Why an extended precision float-point number is not printed correctly by using Windows x64 assembly

93 Views Asked by At

The number that I want to print is real_number_1 dt 1.234567e20. The following code is the code I wrote to print, but it finally prints 0.000000e+00.

;code

bits 64
default rel

segment .bss
    temp resq 1
segment .data
    real_number_1 dt 1.234567e20 ; extended-precision float
    format_1 db "real_number_1: %le", 0xa, 0
segment .text
global main
extern ExitProcess
extern printf



main:

    push    rbp
    mov     rbp, rsp
    sub     rsp, 32

    fld     TWORD [real_number_1]       ; load 80 bit floating point value to S0 (also push to FPU stack)
    fistp   QWORD [temp]                ; convert ST0 to integer and place in reserved mem location and also pop the FPU stack
    lea     rcx, [format_1]             ; first argument: format string
    cvtsi2sd xmm0, DWORD [temp]         ; convert from integer to double
    movq     rdx, xmm0                  ; move double to 2nd argument loaction
    call    printf

    xor     rax, rax
    call    ExitProcess
1

There are 1 best solutions below

2
Peter Cordes On

1.234567e20 is greater than INT64_MAX (2^63-1), so fistp produces 0x8000000000000000, which Intel calls the "integer indefinite" value1. Check with a debugger.

Actually you already did check, according to comments, by passing this 64-bit integer to printf("%lf" which interpreted it as a double (IEEE binary64) bit-pattern representing negative zero (-0.00): just the sign-bit set, rest zero. That's not in general a useful way to print a 64-bit integer (normally use %lld or %llx), but in this case essentially confirms the bit pattern.


Then you load the low 4 bytes of that (0) and convert it to double (0.0), and pass it to printf. Looks like you're calling printf correctly.

I have no idea why you only read the low dword of the qword integer you stored. If you wanted to convert to dword, you could have used fistp into a dword operand (and gotten the 32-bit "integer indefinite" value, 0x80000000. Which as a 2's complement integer represents -2147483648, so you'd have ended up with a double representing that value.)

Or if you used cvtsi2sd xmm0, QWORD [temp], you'd get -9223372036854775808.0. (The magnitude is a power of 2, specifically 2^63, so double can represent it exactly.)


Despite your title, your code does not even try to print an extended-precision float.
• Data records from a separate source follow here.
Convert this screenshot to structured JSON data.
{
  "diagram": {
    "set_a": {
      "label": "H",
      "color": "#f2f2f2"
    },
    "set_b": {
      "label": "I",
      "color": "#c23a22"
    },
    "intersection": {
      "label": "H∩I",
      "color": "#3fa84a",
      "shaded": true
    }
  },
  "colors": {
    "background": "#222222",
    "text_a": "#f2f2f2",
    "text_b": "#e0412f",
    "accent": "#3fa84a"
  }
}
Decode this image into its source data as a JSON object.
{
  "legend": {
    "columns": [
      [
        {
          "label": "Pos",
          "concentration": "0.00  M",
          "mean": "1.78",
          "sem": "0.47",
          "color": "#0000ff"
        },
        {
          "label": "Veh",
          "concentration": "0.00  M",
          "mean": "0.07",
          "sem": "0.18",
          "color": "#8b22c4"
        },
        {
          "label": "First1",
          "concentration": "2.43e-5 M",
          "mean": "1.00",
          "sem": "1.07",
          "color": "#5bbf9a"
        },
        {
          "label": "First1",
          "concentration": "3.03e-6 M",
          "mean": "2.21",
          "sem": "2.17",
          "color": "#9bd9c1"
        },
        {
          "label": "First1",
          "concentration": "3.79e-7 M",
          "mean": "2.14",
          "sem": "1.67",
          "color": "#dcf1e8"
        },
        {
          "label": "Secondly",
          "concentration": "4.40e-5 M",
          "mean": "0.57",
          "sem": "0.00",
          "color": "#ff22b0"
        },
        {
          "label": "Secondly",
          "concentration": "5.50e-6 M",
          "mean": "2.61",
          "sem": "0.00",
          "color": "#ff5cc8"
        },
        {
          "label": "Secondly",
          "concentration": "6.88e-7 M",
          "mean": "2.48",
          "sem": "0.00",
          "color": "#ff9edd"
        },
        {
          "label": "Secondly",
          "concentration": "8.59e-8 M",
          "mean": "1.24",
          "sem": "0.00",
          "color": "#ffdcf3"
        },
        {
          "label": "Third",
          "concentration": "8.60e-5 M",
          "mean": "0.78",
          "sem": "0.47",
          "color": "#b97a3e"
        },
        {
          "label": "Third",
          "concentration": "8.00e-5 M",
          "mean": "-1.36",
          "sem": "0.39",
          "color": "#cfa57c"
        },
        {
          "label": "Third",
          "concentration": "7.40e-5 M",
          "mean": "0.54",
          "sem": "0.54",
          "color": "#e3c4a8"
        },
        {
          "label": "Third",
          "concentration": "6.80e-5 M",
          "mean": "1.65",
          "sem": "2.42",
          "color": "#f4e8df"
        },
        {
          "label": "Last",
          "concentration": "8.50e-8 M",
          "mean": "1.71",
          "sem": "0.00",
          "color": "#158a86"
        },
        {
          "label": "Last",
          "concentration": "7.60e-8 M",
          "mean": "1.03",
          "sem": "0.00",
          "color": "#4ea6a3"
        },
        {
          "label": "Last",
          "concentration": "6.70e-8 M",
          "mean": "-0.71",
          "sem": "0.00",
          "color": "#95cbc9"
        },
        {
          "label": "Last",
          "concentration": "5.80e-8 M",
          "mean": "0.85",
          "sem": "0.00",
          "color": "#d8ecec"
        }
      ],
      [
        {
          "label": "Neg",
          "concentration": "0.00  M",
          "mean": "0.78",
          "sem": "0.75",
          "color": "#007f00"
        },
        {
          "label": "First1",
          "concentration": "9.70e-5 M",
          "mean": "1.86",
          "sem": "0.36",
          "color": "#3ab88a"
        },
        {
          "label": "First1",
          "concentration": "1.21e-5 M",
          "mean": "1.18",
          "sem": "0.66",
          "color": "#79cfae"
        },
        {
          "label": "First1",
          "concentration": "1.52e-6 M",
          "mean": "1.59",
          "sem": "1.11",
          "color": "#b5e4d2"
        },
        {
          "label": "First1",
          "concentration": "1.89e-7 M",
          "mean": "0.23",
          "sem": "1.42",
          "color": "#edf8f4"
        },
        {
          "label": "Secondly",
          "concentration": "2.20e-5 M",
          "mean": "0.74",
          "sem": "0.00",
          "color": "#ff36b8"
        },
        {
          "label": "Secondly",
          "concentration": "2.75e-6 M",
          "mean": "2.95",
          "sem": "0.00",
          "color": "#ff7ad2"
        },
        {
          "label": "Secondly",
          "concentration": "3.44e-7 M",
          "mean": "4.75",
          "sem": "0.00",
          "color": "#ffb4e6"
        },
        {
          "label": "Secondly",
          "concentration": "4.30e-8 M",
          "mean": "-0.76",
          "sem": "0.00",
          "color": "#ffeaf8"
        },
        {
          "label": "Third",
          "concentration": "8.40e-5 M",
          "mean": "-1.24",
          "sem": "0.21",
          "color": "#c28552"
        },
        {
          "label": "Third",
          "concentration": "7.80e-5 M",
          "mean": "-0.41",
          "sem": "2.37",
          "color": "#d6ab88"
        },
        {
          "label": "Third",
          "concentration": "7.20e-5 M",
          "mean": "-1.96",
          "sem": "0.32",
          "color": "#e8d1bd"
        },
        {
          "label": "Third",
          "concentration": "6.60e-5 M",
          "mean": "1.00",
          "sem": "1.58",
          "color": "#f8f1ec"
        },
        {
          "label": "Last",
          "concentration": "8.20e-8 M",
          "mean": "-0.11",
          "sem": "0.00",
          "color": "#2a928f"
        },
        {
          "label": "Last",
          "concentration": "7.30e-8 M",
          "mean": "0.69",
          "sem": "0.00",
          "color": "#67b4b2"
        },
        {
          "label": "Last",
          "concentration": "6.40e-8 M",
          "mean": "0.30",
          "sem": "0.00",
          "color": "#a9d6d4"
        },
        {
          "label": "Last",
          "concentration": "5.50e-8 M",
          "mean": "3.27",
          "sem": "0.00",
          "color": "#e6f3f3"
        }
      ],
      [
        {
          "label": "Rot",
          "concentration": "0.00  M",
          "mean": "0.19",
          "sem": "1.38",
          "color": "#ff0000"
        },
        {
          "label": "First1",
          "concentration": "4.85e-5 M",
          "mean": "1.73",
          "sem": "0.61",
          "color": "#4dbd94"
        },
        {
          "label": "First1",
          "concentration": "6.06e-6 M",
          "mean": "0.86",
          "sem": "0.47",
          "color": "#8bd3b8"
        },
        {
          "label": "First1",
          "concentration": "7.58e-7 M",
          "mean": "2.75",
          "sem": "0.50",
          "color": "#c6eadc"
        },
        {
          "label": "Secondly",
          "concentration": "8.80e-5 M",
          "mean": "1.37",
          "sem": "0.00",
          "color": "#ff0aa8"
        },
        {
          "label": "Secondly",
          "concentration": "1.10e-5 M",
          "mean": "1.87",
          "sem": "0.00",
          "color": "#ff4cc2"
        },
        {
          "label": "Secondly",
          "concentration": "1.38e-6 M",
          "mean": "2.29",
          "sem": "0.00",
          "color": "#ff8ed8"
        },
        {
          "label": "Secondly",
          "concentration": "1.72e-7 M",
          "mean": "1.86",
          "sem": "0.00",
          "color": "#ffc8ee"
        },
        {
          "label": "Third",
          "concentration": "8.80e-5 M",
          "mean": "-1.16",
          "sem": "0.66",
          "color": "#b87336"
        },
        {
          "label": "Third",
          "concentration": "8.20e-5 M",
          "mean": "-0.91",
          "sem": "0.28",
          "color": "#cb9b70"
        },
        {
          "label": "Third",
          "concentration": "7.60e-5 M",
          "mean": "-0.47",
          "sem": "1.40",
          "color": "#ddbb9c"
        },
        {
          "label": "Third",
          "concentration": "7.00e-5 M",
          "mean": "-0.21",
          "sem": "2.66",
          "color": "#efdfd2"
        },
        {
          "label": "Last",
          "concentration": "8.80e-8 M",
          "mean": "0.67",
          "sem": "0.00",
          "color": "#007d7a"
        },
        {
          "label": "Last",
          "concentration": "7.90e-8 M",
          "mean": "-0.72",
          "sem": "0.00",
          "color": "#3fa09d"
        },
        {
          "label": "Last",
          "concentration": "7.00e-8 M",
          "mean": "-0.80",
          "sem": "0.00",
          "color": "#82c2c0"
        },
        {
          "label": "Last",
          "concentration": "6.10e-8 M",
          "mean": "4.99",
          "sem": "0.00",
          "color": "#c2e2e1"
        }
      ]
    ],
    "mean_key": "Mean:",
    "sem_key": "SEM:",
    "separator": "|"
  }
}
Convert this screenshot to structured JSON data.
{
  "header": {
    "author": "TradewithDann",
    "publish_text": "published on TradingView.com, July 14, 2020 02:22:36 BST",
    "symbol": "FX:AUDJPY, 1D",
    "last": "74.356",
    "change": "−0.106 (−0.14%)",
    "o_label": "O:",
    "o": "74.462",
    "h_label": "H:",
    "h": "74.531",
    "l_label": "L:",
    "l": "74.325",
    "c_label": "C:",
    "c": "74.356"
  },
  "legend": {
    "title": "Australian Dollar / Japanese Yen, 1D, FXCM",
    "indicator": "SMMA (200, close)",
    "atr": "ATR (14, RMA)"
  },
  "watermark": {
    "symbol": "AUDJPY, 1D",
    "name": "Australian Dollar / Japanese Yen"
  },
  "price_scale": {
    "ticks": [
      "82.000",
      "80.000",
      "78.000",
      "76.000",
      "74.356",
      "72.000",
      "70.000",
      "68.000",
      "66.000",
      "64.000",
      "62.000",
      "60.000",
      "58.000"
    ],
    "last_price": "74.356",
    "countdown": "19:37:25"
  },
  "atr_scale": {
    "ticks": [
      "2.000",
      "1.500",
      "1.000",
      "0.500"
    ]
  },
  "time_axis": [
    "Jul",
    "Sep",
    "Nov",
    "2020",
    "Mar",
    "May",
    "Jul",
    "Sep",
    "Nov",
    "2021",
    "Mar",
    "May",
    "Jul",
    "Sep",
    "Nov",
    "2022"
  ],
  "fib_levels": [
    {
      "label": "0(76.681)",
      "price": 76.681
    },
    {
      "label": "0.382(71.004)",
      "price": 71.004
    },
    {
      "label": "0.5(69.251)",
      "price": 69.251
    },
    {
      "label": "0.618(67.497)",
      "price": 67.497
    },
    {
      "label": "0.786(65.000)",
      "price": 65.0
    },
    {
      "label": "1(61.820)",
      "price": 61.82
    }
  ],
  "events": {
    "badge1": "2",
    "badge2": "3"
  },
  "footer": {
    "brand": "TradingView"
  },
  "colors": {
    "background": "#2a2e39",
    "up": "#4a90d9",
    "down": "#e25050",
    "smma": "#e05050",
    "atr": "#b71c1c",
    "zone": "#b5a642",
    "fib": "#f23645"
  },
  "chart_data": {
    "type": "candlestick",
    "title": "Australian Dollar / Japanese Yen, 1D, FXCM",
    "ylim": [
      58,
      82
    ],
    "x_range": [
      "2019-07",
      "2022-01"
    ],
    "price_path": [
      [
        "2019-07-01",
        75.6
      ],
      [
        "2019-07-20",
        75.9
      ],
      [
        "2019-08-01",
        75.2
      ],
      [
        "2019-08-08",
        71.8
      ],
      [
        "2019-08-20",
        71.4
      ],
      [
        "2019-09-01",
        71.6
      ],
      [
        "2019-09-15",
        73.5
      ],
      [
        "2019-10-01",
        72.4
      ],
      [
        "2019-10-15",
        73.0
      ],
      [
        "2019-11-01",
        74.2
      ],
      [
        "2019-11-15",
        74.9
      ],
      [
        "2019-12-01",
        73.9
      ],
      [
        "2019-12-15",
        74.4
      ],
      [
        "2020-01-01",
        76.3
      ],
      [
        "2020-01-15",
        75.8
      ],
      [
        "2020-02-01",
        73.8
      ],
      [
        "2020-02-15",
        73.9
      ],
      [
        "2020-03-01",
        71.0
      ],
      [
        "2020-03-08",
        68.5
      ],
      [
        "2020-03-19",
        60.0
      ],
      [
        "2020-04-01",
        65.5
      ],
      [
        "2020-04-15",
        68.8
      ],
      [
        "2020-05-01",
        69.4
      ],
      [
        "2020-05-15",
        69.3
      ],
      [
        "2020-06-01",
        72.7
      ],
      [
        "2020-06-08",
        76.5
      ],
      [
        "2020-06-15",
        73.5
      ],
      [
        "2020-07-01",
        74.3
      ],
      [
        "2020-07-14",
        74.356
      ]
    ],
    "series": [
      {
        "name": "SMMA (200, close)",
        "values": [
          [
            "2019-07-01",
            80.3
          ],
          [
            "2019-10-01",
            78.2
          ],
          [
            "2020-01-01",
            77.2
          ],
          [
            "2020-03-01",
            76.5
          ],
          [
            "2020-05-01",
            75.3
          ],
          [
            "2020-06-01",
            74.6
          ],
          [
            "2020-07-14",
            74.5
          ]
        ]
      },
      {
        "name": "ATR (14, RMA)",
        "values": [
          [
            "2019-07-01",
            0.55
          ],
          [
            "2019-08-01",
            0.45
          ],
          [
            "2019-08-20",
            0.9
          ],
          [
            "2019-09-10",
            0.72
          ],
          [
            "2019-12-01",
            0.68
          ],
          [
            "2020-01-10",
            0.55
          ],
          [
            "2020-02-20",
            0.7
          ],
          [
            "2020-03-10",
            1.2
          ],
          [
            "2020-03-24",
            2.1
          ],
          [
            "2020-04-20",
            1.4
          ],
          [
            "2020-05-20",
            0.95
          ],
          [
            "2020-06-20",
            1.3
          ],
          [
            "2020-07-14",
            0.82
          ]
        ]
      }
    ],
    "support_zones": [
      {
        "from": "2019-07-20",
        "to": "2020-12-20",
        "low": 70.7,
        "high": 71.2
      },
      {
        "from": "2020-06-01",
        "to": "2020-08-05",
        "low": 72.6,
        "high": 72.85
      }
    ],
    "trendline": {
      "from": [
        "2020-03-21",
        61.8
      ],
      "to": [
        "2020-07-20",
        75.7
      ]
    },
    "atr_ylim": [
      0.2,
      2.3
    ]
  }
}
Which is good because you can't with MSVCRT's printf on Windows; MSVC doesn't have a format for the 80-bit x87 type since they use long double = double, so even printf("%Le" won't help, unless you use a different printf, one designed for use with gcc -mlong-double-80 where long double is the 80-bit type. (printf and long double)

One thing you could do with this huge number is fstp qword to convert it to double, and pass that (in XMM1 and RDX) to printf("%e\n", .... It's well within the range of DBL_MAX, so its mantissa would just have to get rounded (to the nearest representable double); it wouldn't overflow unless the tbyte value was much larger, with an exponent too larger for a double.

Your current code is really weird. Converting the value to 64-bit integer and back doesn't work for values outside the range of int64_t. And for small values, would round to the nearest integer. Truncating that int64_t to int32_t (by using dword operand-size when reloading the store in cvtsi2sd xmm0, DWORD [temp]) makes even less sense. I wouldn't describe that as "printing an extended-precision float"!

Unless you're thinking of this as converting to uint32_t, in which case yes, converting to int64_t and truncating produces correct results for all values that fit in uint32_t, unlike if we'd used dword operand-size which would convert to int32_t. In C, it's UB to convert an out-of-range float to integer, so C compilers don't doesn't have to care what result that produces for out-of-range values.

(x86 doesn't have float to unsigned integer conversion until AVX-512. Fun fact: the integer indefinite value for those is 0xffffffff..., the max unsigned value for the type.)

Anyway, you're just printing a double result of two conversions; things go wrong way before that, as a debugger would show you.


Footnote 1: https://www.felixcloutier.com/x86/fist:fistp doesn't give the numeric value of the "integer indefinite" value, presumably that's defined in vol.1 or vol.3 of the SDM. But the manual entry for cvtsd2si SSE2 double->integer conversion does give the numeric values for 32 and 64-bit operand-size.